“Si è svolta questa mattina a Bagnacavallo la conferenza pubblica “Bagnacavallo Sicura”, un momento di confronto partecipato sulla sicurezza urbana, la legalità e la tutela del territorio. Un dialogo promosso dal basso, in cui cittadini e istituzioni si sono confrontati affinché la sicurezza torni al centro dell’agenda pubblica.
L’iniziativa è stata promossa dal consigliere comunale Gianfranco Rambelli e dal cittadino Joseph Agboton, in collaborazione con Alternativa Bassa Romagna e Risveglio Italiano.
L’incontro è stato moderato da Rudi Capucci, presidente dell’associazione Risveglio Italiano, che ha introdotto e coordinato i vari interventi con rigore e chiarezza.

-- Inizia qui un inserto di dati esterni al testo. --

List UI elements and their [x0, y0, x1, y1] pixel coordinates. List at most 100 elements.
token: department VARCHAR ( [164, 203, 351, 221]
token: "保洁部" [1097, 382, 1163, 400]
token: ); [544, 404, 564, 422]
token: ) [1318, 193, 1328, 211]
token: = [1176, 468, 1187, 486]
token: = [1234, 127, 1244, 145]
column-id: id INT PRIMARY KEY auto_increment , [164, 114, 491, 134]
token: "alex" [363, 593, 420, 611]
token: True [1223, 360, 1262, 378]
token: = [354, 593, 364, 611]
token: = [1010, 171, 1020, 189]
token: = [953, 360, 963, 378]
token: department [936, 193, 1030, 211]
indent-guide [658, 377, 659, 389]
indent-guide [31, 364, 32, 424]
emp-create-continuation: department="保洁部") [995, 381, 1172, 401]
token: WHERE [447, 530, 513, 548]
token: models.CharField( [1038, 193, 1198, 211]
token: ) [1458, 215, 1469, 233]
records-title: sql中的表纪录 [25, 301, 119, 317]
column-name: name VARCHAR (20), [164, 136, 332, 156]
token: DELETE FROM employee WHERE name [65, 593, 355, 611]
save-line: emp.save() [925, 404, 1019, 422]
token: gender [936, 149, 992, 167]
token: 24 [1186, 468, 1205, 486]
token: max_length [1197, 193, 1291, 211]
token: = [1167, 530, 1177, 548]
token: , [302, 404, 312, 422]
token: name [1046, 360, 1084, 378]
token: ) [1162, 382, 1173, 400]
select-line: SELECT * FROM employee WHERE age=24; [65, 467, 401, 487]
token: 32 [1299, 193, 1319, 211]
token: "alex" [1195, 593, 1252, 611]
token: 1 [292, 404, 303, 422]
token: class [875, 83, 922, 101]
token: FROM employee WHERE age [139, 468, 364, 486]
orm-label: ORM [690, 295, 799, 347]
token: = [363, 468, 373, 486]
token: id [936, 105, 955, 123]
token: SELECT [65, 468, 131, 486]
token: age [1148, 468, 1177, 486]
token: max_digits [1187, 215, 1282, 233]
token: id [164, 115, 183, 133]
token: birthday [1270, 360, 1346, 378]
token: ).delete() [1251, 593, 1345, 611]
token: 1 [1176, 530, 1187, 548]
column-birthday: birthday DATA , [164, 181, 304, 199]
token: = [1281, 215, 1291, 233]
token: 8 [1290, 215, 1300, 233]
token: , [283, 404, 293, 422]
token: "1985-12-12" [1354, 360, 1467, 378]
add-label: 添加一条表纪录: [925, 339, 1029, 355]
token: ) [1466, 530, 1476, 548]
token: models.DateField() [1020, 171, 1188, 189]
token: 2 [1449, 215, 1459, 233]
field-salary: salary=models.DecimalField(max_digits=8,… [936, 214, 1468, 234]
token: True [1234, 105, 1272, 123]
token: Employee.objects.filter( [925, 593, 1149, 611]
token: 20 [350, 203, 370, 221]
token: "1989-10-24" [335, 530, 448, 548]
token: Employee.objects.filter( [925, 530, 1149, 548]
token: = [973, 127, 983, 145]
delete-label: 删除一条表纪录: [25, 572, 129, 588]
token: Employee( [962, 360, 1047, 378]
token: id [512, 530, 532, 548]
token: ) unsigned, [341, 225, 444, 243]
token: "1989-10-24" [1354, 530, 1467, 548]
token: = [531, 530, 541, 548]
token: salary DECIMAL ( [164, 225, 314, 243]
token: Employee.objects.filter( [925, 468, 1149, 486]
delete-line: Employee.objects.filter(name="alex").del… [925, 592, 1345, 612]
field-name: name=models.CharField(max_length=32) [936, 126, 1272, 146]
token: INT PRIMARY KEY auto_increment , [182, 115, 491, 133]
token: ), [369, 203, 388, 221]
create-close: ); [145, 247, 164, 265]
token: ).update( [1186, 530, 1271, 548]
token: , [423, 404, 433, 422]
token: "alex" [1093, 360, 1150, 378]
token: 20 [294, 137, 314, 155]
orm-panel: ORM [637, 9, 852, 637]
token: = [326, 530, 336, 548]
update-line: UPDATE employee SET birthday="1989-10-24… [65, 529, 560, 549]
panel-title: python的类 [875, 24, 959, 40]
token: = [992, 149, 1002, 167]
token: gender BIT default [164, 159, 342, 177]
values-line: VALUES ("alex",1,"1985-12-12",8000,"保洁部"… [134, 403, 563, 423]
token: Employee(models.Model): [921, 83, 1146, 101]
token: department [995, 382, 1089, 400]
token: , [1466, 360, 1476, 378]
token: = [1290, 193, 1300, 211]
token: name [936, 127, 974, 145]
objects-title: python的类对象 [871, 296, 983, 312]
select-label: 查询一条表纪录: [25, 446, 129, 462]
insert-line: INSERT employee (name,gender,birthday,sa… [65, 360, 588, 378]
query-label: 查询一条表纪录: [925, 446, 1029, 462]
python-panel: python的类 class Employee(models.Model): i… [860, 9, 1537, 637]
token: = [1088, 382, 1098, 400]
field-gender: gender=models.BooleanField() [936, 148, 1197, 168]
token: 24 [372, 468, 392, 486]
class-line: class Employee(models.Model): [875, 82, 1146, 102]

Ha aperto il confronto Joseph Agboton, cittadino senegalese residente a Bagnacavallo da 14 anni (e da 22 in Italia), che ha portato la propria testimonianza: “Non è più la Bagnacavallo tranquilla che conoscevo. In dialetto romagnolo mi sono chiesto: sa fasègna? — cosa facciamo per migliorare la situazione?”. Joseph ha sottolineato come gli immigrati ben integrati siano spesso penalizzati dal clima di crescente insicurezza, e ha invitato le istituzioni ad ascoltare davvero le comunità.
Sono intervenuti inoltre:
- Veronica Verlicchi (La Pigna, Comune di Ravenna), che ha illustrato la petizione che sta portando avanti nel Comune di Ravenna, volta a chiedere un incremento dei controlli sul territorio e l’attivazione del progetto “Strade Sicure” con l’impiego dell’Esercito, in risposta a una crescente percezione di insicurezza. Un esempio concreto di come anche a livello comunale si possano promuovere iniziative civiche incisive su un tema così sentito.
- Marco Mastacchi (Rete Civica) – consigliere regionale – che ha offerto una panoramica sulla situazione della sicurezza in Emilia-Romagna, assumendosi l’impegno di presentare in Assemblea Legislativa un documento dedicato alla questione della caserma dei Carabinieri a Bagnacavallo, ritenendo inaccettabile che una realtà così centrale del territorio sia ancora priva di un presidio stabile.
- Matteo Parrucci, capogruppo di Alternativa Bassa Romagna nel Consiglio dell’Unione dei Comuni della Bassa Romagna, ha ricordato che la sicurezza non è uno slogan né un tema “di parte”, ma un diritto trasversale da affrontare con coraggio e concretezza: “Serve un cambio di passo. Più prevenzione, più presenza, più La sicurezza è il primo mattone su cui si costruisce una comunità viva e coesa.”
In chiusura, il consigliere Gianfranco Rambelli ha ringraziato pubblicamente le forze dell’ordine presenti, tra cui il comandante della Compagnia Carabinieri di Lugo, Capitano
Cosimo Friolo, e il comandante della stazione dei Carabinieri di Bagnacavallo, sottolineando l’importanza della loro presenza sul territorio.
Rambelli ha poi fatto il punto sulla raccolta firme: “In soli 18 giorni abbiamo raccolto quasi 700 firme, e supereremo questa soglia già nel fine settimana. La raccolta continuerà per almeno altri due mesi, poi le firme saranno consegnate alle istituzioni: dal Sindaco al Questore fino al Prefetto.
La petizione sarà consegnata a nome dell’intera comunità bagnacavallese, di cui io e Joseph abbiamo l’onore di essere semplici portavoce. La sicurezza è un diritto, e i cittadini lo stanno rivendicando con determinazione e senso di responsabilità.”